Income And Mortality

The income of an individual and the child mortality rates has a strange, yet straight relationship. Studies conducted so far, with developing countries including India and with under developed countries, suggest that the living circumstances and the income of an individual can severely affect the living standards, which is obvious. An extension to this statement, in a macro sense will reveal the crystal clear picture.

In normal circumstances, one would expect as mentioned above. Conversely, the situation has been a lot weirder when it was the case of handling child mortality rates in many countries. It has been found that income or finance has not really been the prominent among the determinants that accounted for high child mortality rates. It cannot be said cut and right that, income was directly proportional to child mortality. As a matter of fact, some other external factors other than income were more prominent in developing countries including India in lowering the child mortality rates in an efficient manner.

When a statistical analysis was conducted across various states in India, it revealed some astonishing facts. One of those is the rate with which the states with lower per capita income have reduced or lowered the child mortality rates when compared with the rates with which states with higher per capita income have lowered the mortality rates. Here, it was obvious that, per capita income hasn't had much to do to lower the child mortality rates. The analysis was conducted on a relative basis. The actual difference showed the disparities between the expected rates and achieved rates.

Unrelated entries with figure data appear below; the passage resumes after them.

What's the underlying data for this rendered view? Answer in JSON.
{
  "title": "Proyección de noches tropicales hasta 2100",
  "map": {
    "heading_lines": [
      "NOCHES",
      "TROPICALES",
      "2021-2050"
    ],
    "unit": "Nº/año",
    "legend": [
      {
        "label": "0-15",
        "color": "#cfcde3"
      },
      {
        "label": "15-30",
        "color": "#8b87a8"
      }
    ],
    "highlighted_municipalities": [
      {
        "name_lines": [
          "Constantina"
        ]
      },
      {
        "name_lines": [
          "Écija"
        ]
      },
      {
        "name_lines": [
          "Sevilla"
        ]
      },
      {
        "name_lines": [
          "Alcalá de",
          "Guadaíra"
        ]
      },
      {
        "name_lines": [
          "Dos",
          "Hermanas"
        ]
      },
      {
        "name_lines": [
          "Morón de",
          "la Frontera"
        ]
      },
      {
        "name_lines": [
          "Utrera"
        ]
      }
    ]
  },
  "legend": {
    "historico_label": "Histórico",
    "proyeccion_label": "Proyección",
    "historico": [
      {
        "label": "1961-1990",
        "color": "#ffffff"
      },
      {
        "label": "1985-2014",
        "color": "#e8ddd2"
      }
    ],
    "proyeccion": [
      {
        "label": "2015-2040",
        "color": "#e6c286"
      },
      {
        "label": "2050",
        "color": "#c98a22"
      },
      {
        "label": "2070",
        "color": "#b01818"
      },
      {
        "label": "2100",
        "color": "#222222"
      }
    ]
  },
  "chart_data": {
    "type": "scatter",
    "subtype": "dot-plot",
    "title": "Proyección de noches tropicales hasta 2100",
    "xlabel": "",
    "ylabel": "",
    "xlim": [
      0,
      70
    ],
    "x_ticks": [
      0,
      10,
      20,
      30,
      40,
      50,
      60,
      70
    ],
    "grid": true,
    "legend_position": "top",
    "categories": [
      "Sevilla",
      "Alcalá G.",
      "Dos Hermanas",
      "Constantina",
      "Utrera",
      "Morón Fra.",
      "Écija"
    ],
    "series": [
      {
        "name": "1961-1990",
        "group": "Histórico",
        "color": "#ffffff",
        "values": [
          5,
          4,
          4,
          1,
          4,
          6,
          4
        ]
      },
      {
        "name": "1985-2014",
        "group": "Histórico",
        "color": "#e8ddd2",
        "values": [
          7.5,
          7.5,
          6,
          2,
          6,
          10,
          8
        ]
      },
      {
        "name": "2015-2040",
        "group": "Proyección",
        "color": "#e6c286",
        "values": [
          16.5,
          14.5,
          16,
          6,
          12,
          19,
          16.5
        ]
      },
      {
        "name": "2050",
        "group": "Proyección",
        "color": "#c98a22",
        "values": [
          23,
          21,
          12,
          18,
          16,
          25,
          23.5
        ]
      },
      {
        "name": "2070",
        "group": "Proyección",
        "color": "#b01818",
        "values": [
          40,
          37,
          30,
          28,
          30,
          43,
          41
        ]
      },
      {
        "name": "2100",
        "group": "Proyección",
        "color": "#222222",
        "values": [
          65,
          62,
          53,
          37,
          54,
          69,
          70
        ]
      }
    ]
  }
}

Child mortality has been a hot topic of discussion in developing countries including India and the conclusion of all discussions seemed to have ended up at a common point, all the time. It has been reinstated over and again that sustained growth and economic development will definitely help in lowering the child mortality rates and in fact, that seemed to be the only way for putting things in control. Theoretically, it sounds right and that make complete sense. Economic development should make a longer jump in several developing and under developed countries to prepare these countries economically to defend this crisis. Economic development would ensure better living circumstances for the people and it will help the authorities to take preventive measures in a more efficient way. It is easier said than done and theoretically it sounds perfect. How can this be implemented, leaves behind a feasibility question in front of the authorities and they have been trying to find an answer for years.

Even though factors are numerous that account for child mortality which include malnutrition issues, breast feeding issues, acute respiratory issues, the corner stone of solutions lie in socio economic set up. In a county which is rich in culture, one would expect it to have a strong socio economic set up. Even though many developing countries have a strong infra structure, the problem lies in the fact that, more often than not, the authorities fail in ensuring that the benefits of a country's set up is enjoyed by all sectors or the benefits are enjoyed by the people in every nook and corner of the country.